Changing times: Incentive regulation, corporate reorganisations, and productivity in Great Britain’s gas networks
The gas industry in Great Britain has recorded a number of organisational changes in line with ongoing regulatory reforms in the energy sector to foster competition in the industry and due to the corporate decisions of privately owned gas companies, following privatisation. Initially, British Gas (BG) was responsible for all aspects of natural gas supply, including exploration and production, transmission, distribution, and customer sales and service following its privatisation. However, incentive regulation has been employed as an effective way of improving the efficiency in the gas transmission and distribution networks owing to the absence of competitive pressures in these segments, thereby providing a mechanism for promoting cost saving, service quality, resource use efficiency and environmental quality. With the restructuring of BG and subsequent demergers in the industry, there are currently eight gas distribution networks which maintain and operate the local gas networks that carried gas from the National Transmission System (NTS) to different homes and businesses all over the GB while National Grid Gas remains both the System Operator and Transmission Owner for the gas NTS.

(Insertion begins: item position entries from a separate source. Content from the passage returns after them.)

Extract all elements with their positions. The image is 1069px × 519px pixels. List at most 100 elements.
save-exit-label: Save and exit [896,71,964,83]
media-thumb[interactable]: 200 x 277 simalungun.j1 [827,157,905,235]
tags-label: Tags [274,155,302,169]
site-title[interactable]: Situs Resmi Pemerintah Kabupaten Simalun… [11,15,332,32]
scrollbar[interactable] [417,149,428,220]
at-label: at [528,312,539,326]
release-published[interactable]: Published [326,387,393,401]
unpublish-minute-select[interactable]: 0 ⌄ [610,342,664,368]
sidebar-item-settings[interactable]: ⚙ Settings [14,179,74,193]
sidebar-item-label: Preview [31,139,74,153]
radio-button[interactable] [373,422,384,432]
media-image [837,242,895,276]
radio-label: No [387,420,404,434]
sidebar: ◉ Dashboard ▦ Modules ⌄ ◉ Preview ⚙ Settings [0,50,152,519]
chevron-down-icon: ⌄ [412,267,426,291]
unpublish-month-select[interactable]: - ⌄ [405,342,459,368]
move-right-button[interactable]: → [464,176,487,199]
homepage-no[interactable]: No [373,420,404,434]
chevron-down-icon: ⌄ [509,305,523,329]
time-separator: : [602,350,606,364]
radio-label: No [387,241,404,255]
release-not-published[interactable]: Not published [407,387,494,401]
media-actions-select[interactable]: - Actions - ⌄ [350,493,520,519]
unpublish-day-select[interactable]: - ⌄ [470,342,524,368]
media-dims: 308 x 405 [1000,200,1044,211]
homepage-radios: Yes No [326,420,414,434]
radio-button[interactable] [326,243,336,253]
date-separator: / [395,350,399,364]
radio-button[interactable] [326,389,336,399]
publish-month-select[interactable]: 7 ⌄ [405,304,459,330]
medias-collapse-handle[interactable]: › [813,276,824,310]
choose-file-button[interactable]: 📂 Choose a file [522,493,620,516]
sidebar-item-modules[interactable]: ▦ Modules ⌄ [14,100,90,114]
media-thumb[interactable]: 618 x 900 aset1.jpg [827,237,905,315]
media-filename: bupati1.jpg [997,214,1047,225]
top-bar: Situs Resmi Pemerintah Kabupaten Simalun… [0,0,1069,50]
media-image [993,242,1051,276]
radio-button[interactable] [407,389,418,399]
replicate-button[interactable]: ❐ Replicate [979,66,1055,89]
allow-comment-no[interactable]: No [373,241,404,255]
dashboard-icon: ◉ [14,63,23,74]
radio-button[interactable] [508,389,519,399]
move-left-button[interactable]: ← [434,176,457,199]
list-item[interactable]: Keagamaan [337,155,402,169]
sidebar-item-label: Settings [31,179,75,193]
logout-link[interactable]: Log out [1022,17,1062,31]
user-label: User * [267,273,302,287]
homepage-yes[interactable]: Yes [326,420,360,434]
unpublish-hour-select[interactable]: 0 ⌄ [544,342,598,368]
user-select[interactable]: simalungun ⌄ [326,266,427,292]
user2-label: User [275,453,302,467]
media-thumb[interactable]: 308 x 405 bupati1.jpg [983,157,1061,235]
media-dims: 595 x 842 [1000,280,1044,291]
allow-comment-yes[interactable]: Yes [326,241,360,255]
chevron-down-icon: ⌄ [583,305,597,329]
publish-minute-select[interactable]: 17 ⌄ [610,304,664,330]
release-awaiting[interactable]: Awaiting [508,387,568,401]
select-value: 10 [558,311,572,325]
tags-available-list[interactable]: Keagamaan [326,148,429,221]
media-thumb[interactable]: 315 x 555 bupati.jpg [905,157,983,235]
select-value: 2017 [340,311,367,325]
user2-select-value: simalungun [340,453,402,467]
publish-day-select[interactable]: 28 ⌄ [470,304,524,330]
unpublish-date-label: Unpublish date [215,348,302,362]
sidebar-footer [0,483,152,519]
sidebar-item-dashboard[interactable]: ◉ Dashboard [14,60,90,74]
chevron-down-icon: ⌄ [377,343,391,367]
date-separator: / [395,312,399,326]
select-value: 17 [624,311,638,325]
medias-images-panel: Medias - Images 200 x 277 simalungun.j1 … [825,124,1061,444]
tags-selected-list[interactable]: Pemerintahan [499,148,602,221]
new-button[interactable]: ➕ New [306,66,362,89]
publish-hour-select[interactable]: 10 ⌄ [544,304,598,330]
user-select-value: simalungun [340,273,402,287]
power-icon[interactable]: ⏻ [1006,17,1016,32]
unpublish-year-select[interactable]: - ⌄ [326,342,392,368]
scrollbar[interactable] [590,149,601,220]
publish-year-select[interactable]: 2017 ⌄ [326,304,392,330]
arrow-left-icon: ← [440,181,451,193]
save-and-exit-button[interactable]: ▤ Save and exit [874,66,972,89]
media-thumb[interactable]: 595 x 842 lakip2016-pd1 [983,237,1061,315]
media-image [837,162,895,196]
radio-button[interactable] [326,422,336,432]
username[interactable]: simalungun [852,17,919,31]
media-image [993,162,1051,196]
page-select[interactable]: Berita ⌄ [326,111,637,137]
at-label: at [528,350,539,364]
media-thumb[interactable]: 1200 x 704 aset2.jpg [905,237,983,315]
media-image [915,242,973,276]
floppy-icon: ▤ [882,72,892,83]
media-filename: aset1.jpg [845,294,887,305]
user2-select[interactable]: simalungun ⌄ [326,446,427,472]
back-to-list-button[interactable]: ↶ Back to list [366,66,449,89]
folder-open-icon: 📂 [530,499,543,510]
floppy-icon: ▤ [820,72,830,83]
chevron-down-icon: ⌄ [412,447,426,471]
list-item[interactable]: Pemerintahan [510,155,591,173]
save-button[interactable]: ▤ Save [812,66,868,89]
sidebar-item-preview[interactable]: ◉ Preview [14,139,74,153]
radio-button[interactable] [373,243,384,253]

We undertake two separate productivity analyses using a non-parametric data envelopment analysis (DEA) approach in order to examine the implicit effects of these two major changes that have happened in the industry, the change in regulation and the changes in ownership structure. In the first analysis, our paper examines the productivity growth of gas transmission and distribution networks in Great Britain over the period 2006/07-2018/19 and how changes in incentive regulation have impacted the measured TFP. Given that quality standards from regulators warrant some adjustment to industry productivity growth, we measure the effect of regulation from the perspective of quality of service and environmental targets using different models for the TFP analysis. We find a negative underlying TFP growth of -1.6% p.a. for gas transmission over the sample period (2006/07-2018/19) in the baseline model. Although, this is reversed to a positive growth once quality variables are included. For gas distribution, we actually find that productivity regress at -6.2% p.a. over the sample period (2006/07-2018/19), with the negative TFP trend observed across all the models, despite the inclusion of quality variables. This is driven by sharp increase in distribution capex figures from £317 million in 2016/2017 to £1.24 billion (2012/2013 prices) in 2018/2019.
In the second analysis, we construct a combined single series for distribution and transmission using financial data from 1995/1996-2020/2021 to uncover how corporate reorganisations have impacted measured productivity. More importantly, the analysis enables us to obtain a fresh insight about the productivity performance of the industry in the years before and after regulatory restructuring, when the industry went from being a single integrated transmission and distribution network to the disintegrated networks of today. We find a slightly higher TFP growth of 1% using corporate accounts over the 25 years. The period before the final separation of transmission and distribution networks has a positive productivity growth of 6.3% p.a. compared to the post-restructuring era with negative productivity growth of -2.4% p.a.
In general, we observe that the slowing of productivity growth in the gas networks in GB coincides with decreasing levels of outputs, particularly in terms of units of gas distributed and transmitted in the face of falling gas demand in recent years. Also, other outputs such as network length and number of customers have been experiencing a steady rise at the same time. Arguably, this is a recipe for slowdown in productivity by posing challenging conditions for productivity growth in the industry.